Your take on of Mr. President policy of bringing back the book
“It’s an idea that should be encouraged and commended for. It shows the president understands the significant role of education in social development. However, it should not stop there; there should be a comprehensive approach to our educational programmes in the country. Educational institution should be adequately funded; in fact, government should show more commitment to the sector as a way of developing the country,” he advises.
“My winning was quite a humble experience. It has thought me some lessons, which include, to achieve greatness in life one needs, people, the support of family members, friends and God; because a lot of people prayed and voted for me, besides close friends that encouraged me to put in my best. And aside from that it has also sharpened my vision for the country; I had always been patriotic, but being on the show interacting with Nigerians from different ethnic groups broaden my experience of what Nigeria is and what Nigerians really need”
ANY ill feelings with The Debaters? Chidi sits up, throws his head backward the chair and in few seconds looks directly into the eyes of his inquisitor.
“I appreciate Mo Abdu the producer of Inspire Africa for the idea because it focuses on equipping the youth for the good of the society and empowering them financially, too.” He adds, “though winners were well compensated, I however feel, those that could not make the top three, should have also got some nice packages for leaving whatever they were doing to engage in the competition.”

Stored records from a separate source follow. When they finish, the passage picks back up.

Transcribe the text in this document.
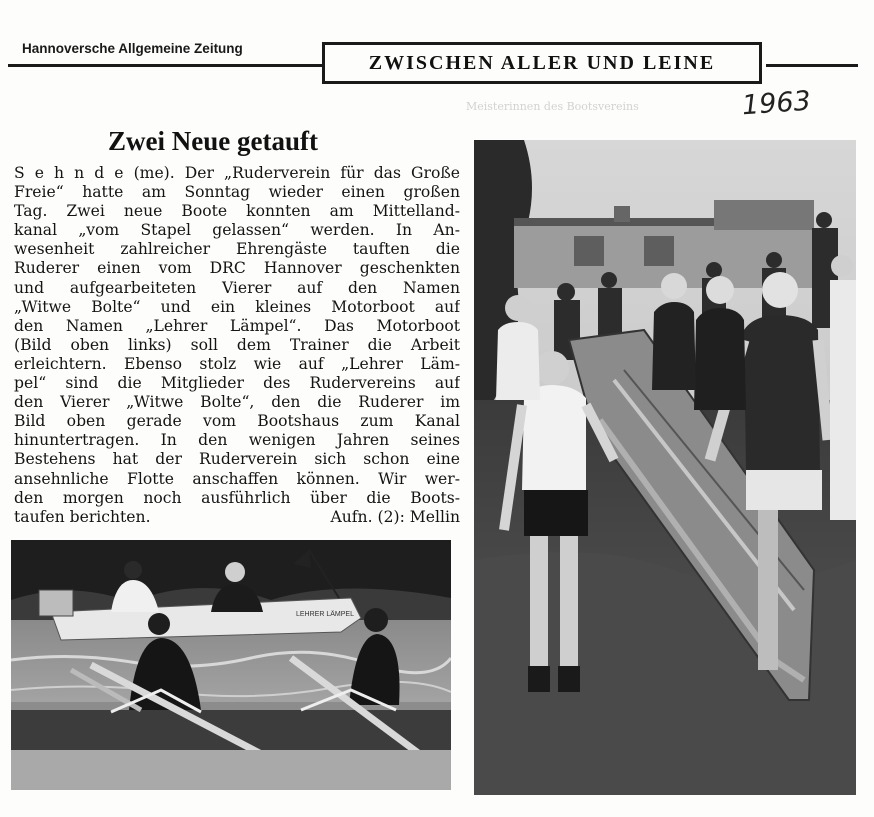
Hannoversche Allgemeine Zeitung
ZWISCHEN ALLER UND LEINE
1963
Zwei Neue getauft
S e h n d e (me). Der „Ruderverein für das Große
Freie“ hatte am Sonntag wieder einen großen
Tag. Zwei neue Boote konnten am Mittelland-
kanal „vom Stapel gelassen“ werden. In An-
wesenheit zahlreicher Ehrengäste tauften die
Ruderer einen vom DRC Hannover geschenkten
und aufgearbeiteten Vierer auf den Namen
„Witwe Bolte“ und ein kleines Motorboot auf
den Namen „Lehrer Lämpel“. Das Motorboot
(Bild oben links) soll dem Trainer die Arbeit
erleichtern. Ebenso stolz wie auf „Lehrer Läm-
pel“ sind die Mitglieder des Rudervereins auf
den Vierer „Witwe Bolte“, den die Ruderer im
Bild oben gerade vom Bootshaus zum Kanal
hinuntertragen. In den wenigen Jahren seines
Bestehens hat der Ruderverein sich schon eine
ansehnliche Flotte anschaffen können. Wir wer-
den morgen noch ausführlich über die Boots-
taufen berichten.	Aufn. (2): Mellin
LEHRER LÄMPEL
Meisterinnen des Bootsvereins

How do you pick interest in reading with both parents not in the academics? The Abia State-native, who was born in Kano State to businessman and civil servant mother, informs: “My parents have always been interested in our education. We are five in the family, I’m the fourth child, we never lacked any study material right from our early school days; they encouraged us to study and provided means, too. They ensure we have good education from the early stage of our lives, in fact, they are passionate about education and are always pleased to fund it.”